POVERTY IN THE UK
The latest report into poverty in the UK is one of the most authoritative
and comprehensive pieces of detailed research in recent years. It demonstrates
how recent UK government's economic policies have failed to do anything about tackling
poverty. The report forms part of a steady series conducted by a variety of
disparate organisations and groups who work to provide evidence of the
hardships endured by millions of UK citizens. Put together they form a powerful
indictment of government policies and the underlying Capitalist economic model
that is based on the concept of creating unemployment and enriching a minority
of individuals.
The latest study was conducted by the Poverty and Social
Exclusion (PSE) in the UK project which forms part of the impressive portfolio
of work undertaken in the name of Peter Townshend, the distinguished academic
and social policy expert, now deceased. Peter Townsend’s 1968/69 study of Poverty in the United Kingdom Survey
represented a paradigm shift in poverty research which changed the way that
poverty is understood and measured around the world.

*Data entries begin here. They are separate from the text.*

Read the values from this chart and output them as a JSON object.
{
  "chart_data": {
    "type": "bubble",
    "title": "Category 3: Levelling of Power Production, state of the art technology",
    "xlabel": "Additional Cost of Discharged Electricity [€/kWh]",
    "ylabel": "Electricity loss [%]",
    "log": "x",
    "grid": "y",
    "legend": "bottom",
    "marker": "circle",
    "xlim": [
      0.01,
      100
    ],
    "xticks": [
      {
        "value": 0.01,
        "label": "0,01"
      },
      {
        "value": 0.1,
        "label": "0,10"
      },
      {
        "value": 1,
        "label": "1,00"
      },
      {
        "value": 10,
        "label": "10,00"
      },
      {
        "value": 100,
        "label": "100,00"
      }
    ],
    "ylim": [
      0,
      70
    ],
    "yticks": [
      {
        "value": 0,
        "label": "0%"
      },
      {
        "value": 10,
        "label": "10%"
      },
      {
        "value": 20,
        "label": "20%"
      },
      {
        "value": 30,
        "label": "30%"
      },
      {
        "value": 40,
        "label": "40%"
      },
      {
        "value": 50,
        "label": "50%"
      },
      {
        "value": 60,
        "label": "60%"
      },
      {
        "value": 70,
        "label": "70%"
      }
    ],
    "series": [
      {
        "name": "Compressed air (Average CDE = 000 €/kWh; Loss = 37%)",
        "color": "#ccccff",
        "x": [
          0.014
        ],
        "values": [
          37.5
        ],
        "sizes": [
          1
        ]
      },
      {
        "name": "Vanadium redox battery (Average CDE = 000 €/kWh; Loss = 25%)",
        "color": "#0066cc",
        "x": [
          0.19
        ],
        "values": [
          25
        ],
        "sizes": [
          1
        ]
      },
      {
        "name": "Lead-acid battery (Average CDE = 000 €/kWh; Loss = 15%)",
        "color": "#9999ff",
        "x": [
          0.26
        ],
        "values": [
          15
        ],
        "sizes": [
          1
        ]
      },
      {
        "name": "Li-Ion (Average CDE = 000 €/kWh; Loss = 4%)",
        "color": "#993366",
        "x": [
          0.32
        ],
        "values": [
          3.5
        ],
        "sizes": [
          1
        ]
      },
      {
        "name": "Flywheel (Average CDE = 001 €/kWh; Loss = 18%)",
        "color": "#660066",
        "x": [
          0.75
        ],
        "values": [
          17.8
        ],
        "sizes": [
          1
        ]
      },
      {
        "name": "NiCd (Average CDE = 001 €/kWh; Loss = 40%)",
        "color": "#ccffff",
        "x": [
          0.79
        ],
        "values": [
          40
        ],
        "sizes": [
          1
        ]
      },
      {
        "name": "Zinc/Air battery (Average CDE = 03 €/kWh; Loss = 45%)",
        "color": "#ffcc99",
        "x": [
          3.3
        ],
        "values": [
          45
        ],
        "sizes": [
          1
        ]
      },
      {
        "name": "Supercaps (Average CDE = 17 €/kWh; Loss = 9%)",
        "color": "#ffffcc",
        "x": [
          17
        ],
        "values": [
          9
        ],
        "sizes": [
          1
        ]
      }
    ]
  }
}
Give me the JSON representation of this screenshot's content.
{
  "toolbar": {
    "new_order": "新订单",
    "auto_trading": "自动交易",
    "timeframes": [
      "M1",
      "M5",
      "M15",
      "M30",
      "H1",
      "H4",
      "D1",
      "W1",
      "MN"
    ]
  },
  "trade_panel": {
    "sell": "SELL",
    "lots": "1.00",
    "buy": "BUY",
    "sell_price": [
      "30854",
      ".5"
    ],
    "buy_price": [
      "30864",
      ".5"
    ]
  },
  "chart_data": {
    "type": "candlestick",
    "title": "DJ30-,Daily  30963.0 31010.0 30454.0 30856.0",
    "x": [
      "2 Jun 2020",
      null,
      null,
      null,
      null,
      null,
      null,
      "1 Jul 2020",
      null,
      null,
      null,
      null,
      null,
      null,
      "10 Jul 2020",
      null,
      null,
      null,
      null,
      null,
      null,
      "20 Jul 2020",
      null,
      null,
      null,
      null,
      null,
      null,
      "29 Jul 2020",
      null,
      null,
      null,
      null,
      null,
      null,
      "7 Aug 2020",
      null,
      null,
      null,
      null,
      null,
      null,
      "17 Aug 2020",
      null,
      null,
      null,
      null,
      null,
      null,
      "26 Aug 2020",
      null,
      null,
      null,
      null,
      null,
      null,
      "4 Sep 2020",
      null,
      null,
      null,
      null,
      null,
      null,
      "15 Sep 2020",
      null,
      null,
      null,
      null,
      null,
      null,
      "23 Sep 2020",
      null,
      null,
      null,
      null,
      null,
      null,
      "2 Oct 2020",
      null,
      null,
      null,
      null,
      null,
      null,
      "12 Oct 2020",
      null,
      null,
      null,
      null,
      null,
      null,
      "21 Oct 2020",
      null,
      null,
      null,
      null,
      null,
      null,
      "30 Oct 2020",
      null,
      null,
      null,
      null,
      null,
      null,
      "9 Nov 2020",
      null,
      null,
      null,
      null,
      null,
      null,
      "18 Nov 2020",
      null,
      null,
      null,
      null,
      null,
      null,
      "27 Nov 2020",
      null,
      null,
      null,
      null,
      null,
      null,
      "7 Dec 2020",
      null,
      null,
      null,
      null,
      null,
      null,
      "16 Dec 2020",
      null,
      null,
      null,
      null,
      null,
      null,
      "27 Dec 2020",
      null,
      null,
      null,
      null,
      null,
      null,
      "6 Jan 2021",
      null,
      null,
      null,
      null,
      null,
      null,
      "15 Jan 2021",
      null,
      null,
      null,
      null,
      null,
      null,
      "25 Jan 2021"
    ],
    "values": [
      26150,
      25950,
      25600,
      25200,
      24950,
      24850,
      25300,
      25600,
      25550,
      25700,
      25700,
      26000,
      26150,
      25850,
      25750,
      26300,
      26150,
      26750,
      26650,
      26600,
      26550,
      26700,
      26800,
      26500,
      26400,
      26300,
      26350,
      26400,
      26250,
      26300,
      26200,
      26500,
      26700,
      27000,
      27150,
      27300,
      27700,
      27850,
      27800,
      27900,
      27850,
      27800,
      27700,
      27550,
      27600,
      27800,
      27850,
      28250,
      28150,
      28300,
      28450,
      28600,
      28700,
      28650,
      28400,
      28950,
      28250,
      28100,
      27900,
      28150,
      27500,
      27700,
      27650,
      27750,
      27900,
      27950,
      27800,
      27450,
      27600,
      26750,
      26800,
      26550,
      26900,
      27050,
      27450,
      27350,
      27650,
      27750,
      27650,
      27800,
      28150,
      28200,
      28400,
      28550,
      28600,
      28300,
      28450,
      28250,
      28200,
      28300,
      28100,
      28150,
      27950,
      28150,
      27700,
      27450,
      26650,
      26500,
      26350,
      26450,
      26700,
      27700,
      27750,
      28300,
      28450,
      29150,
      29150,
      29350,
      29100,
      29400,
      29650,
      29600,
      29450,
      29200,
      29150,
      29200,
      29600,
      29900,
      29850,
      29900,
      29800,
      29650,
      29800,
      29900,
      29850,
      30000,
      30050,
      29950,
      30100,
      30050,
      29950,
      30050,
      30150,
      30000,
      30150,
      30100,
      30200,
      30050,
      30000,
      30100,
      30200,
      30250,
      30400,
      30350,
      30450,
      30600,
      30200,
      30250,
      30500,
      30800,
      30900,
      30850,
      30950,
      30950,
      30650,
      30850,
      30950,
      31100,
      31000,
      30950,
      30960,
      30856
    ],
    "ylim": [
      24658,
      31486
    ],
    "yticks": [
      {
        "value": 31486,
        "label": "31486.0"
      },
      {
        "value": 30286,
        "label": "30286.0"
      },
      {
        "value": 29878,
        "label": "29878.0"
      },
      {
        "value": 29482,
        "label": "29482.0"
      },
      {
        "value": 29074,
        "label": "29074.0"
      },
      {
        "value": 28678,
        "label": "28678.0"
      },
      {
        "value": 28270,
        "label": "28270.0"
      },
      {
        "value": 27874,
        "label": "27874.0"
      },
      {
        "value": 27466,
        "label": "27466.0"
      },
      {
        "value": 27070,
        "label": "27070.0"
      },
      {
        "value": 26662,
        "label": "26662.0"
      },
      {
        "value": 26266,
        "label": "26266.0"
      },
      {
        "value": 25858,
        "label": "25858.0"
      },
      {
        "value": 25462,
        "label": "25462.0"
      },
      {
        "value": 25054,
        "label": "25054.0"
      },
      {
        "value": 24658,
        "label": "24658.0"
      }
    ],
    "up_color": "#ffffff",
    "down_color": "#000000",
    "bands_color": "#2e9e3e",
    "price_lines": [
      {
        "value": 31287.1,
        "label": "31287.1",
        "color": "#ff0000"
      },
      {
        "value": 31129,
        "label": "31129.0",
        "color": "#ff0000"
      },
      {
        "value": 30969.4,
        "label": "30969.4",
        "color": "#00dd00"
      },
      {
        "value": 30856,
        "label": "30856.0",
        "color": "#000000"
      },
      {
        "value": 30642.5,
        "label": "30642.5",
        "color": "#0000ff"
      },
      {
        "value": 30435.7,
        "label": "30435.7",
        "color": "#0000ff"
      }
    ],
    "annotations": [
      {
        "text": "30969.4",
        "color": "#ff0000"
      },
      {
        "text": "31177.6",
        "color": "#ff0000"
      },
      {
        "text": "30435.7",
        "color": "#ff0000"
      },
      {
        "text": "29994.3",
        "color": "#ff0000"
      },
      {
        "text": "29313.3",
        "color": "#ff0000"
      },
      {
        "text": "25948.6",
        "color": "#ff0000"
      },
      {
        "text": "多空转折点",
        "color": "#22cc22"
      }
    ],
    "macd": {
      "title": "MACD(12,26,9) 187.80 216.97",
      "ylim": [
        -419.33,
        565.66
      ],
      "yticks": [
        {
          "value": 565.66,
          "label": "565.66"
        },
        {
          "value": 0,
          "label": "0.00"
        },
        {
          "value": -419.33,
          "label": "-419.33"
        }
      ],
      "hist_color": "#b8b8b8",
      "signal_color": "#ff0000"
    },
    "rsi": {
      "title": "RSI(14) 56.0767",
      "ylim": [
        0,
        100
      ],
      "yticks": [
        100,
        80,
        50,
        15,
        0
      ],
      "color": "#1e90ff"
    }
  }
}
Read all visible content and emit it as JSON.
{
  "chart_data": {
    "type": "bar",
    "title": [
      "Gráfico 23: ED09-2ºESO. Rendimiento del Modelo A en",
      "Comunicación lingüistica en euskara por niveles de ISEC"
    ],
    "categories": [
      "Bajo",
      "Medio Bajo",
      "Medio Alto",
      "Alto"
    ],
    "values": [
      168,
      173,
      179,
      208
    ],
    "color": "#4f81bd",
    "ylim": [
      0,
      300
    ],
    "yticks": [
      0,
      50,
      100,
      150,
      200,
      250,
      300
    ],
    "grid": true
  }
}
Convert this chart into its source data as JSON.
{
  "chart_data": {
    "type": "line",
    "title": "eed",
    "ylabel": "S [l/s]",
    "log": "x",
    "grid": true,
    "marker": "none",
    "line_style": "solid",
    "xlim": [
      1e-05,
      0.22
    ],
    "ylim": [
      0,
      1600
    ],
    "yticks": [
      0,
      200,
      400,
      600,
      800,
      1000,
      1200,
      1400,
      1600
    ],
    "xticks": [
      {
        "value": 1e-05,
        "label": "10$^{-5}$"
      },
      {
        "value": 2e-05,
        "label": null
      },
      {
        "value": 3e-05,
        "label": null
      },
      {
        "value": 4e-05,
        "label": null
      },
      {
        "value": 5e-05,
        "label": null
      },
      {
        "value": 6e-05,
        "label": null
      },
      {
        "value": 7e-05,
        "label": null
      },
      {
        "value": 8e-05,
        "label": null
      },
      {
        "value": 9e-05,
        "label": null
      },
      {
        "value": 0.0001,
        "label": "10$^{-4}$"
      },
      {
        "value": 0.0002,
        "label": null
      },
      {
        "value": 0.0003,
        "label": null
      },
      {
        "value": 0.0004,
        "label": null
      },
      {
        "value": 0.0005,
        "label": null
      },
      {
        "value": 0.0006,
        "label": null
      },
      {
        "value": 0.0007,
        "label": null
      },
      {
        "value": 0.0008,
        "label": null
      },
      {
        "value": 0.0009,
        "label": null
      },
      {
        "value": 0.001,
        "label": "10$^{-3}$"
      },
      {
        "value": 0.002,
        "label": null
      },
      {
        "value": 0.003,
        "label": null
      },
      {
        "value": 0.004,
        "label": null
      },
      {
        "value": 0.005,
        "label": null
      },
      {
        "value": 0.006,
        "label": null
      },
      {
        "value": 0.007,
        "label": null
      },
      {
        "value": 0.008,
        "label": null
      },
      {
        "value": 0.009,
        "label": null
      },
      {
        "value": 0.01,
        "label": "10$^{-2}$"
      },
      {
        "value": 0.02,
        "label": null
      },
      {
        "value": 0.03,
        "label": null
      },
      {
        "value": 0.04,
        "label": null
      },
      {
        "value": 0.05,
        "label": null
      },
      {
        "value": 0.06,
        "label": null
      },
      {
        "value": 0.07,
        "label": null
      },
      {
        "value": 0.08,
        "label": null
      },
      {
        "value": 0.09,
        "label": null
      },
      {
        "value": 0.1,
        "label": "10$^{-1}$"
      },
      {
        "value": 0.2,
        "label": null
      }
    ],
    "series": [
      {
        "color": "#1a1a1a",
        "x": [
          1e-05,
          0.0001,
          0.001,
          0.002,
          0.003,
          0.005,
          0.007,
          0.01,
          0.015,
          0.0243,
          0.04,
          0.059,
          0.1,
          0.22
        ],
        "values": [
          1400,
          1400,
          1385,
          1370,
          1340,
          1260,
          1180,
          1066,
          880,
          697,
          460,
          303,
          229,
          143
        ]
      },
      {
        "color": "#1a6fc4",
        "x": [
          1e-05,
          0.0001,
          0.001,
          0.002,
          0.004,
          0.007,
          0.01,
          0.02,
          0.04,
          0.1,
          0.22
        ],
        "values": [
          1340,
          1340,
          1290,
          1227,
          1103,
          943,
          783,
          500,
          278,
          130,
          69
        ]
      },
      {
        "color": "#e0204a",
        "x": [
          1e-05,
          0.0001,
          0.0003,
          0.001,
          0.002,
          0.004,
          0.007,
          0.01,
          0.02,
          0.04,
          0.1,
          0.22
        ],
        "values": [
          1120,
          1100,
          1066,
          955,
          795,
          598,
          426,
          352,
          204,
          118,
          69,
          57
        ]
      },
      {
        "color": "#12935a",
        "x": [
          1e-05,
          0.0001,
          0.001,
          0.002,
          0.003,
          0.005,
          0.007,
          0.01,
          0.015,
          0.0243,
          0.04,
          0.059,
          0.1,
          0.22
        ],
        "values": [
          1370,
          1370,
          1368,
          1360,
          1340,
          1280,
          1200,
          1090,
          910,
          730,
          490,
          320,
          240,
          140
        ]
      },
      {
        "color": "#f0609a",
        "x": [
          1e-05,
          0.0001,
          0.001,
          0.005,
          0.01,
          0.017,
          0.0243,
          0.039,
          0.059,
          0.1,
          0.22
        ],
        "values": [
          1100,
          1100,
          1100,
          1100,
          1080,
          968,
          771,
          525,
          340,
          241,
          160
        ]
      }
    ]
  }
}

The PSE project is the largest research project of its kind
ever carried out in the UK. The results provide the most detailed and
comprehensive picture of poverty and exclusion in Britain and Northern Ireland
in the 21st Century. According to the study, 33% of households
endure below-par living standards – defined as going without three or more
"basic necessities of life", such as being able to adequately feed and
clothe themselves and their children, and to heat and insure their homes. In
the early 1980s, the comparable figure was 14%.
The research shows that almost 18 million Britons live in
inadequate housing conditions and that 12 million are too poor to take part in
all the basic social activities – such as entertaining friends or attending all
the family occasions they would wish to. It suggests that one in three people
cannot afford to heat their homes properly, while 4 million adults and children
are not able to eat healthily.
The evidence suggests that the gap between rich and poor is
widening, there are more children living in poverty, and disabled people are
more likely to live in poverty or be unemployed than non-disabled people. Children from working class families are less
likely to receive a further or higher education and black families are more
likely to live in poor housing.
Recent attention to the under-performance of working class
schoolchildren emphasises the pernicious impact of poverty. Gimmicks such as
re-introducing free milk in Primary schools and suggestions by Ofsted's chief
inspector that parents should be fined for not properly supporting their
children's education are a distraction from the real problem. Poor, hungry
children cannot learn especially when they live in households where parents are
stressed, demoralised and feeling hopeless.
The result is that mental health problems affect three times
as many children in social class V (manual and unskilled) compared with those
in social class I (professional) according to the authoritative Social Trends government
data. Further official evidence on social inequalities from the Office for
National Statistics states that one in ten children in the United Kingdom
suffers from a poverty related mental health problem. According to other
research from UNICEF the UK is fourth from the bottom of a list of relative
poverty among the nineteen richest nations and has children who are among the
unhappiest in Europe. Troubled schoolchildren cannot learn in school.
The Labour government target was to reduce child poverty by
a quarter by 2004, to halve it by 2010 and to abolish it by 2021. That aim has
been consistently revised and recently abandoned as unattainable on the basis
of current government economic policies. Meanwhile the gap between rich and
poor has widened to such alarming levels that social scientists argue that
these are the conditions in which social order begins to break down, creating a
dysfunctional society where levels of crime, violence and mental health
problems increase.
The Save the Children charity recently took existing
Institute for Fiscal Studies (IFS) projections of a third more children in
relative poverty by 2020 and factored in planned welfare cuts, a calculation
which it says could add 325,000 children to the IFS figure. The current measure
for calculating relative child poverty (defined as children living in
households with incomes below 50 per cent of the national median) does not
reveal anything about the depth of poverty. Welfare spending cuts will
exacerbate child poverty levels. Child poverty is also caused by low pay, and
two-thirds of poor children now live in working households.
In addition last week fresh evidence emerged in a report
showing 3.5 million children are expected to be in absolute poverty in Britain
in 2020 – almost five times as many as the target. The Social Mobility and
Child Poverty Commission said the absolute child poverty goal was "simply
unattainable" and that this was on course to be the first decade since
records began in 1961 not to see a fall in absolute child poverty. This is
important given the cumulative psychological effects of persistent social
exclusion which leads to despair, suicide, violence and a lack of motivation.
So the latest spin from government about poverty being unrelated to poor school
performance is more akin to Orwellian newspeak in which truth is inverted, the
reality ignored and the powerful punish those who are the victims of injustice.
The recent attempts by Ministers to muzzle the Trussel Trust which reported in
May that nearly 1 million people used its Food Banks, and government attacks on
Oxfam's austerity campaign are further evidence that this government wants to
airbrush the poor from the news. They will not succeed.